The British Equine Veterinary Association (BEVA) renewed calls for Defra to review the Tripartite Agreement, an arrangement between the UK, Ireland and France that allows the easy movement of horses.

“There is very little threat of competition horses spreading EIA,” said BEVA president Chris House. “Our concern is rescue horses and other animals that have been in the affected area.”

Professor Richard Newton of the Animal Health Trust said if the Tripartite Agreement were followed to the letter, there would be no problem.

“The agreement stipulates only healthy, registered horses may move freely between the countries, but policing is a problem,” he said.

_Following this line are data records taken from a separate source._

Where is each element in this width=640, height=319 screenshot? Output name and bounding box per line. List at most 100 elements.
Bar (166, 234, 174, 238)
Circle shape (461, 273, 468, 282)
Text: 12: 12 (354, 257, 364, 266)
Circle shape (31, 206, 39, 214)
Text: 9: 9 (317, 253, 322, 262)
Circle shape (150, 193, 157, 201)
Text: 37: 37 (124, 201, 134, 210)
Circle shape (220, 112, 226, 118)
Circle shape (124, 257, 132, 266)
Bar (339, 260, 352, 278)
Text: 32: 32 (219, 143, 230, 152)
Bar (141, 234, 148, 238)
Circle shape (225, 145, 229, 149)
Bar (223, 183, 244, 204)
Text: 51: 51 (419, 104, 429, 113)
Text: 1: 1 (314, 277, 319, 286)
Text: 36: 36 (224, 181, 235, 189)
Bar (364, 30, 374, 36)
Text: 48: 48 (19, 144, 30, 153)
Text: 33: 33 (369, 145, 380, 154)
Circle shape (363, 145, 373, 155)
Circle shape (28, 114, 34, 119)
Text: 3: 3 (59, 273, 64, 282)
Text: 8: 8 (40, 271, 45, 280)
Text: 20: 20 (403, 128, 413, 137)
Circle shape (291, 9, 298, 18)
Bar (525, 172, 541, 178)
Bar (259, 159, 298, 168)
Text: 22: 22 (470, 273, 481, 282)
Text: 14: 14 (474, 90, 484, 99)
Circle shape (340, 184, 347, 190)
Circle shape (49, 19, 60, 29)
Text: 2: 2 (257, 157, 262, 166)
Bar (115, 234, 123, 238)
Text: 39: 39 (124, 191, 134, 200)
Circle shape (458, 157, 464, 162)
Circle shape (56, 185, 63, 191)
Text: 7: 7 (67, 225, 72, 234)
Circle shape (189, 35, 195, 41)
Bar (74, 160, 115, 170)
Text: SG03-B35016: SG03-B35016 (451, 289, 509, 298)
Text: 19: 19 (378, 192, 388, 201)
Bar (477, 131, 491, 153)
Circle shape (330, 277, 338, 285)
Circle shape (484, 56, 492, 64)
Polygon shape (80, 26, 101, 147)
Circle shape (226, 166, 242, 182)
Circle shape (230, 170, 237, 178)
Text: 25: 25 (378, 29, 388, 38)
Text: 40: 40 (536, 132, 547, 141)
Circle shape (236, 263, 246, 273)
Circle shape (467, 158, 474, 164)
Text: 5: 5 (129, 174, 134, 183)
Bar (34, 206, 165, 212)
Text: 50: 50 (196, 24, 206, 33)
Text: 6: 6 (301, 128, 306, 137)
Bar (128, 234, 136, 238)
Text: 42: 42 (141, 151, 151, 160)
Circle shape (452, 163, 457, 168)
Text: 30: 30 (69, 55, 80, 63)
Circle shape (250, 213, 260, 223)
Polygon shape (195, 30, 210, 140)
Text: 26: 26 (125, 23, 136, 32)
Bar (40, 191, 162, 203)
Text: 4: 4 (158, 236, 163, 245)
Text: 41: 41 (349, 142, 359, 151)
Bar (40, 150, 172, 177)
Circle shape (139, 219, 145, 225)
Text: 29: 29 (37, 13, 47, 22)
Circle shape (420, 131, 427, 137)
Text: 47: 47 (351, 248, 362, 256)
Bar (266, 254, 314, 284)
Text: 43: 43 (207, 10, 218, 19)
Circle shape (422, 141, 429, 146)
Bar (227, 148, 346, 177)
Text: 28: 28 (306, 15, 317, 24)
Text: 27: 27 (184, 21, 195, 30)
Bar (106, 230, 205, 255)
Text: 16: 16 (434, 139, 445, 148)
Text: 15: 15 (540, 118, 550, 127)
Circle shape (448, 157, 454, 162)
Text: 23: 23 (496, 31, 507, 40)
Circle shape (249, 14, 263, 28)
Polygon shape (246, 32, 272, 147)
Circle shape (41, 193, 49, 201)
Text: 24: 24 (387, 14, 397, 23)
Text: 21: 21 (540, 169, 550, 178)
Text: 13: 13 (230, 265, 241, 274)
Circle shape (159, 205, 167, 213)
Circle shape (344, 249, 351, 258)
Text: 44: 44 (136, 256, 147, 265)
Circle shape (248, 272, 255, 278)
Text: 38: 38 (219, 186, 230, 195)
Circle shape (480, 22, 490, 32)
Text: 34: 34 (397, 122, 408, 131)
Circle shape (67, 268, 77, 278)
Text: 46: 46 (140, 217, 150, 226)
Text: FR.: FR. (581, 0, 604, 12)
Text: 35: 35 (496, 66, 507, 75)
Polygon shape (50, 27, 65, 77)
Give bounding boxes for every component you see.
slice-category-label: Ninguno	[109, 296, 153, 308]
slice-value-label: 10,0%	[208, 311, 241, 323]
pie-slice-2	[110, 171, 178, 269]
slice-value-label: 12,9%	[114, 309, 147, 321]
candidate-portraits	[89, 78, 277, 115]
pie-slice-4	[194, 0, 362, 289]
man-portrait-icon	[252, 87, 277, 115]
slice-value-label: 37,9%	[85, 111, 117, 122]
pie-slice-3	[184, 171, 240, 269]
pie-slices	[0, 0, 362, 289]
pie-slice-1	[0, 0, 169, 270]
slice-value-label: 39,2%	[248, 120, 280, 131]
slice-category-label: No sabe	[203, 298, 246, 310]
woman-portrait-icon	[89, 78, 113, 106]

But a Defra spokesman told H&H no additional veterinary checks would be put in place: “The outbreak highlights the need for horse owners and vets to be vigilant,” she said.

And the British Horseracing Authority’s director of equine science and welfare, Tim Morris, said the disease posed “low risk” at present.

The Provencal outbreak follows one in the Ardeche, France, last August, when four horses were euthanased.

EIA is transmitted by midges and tainted blood products. Signs include haemorrhages, intermittent fever, swelling of the legs and head and anaemia. It can also cause organ failure and death.

Though EIA is endemic in some parts of Europe, horses in the UK have never been exposed, so are highly susceptible.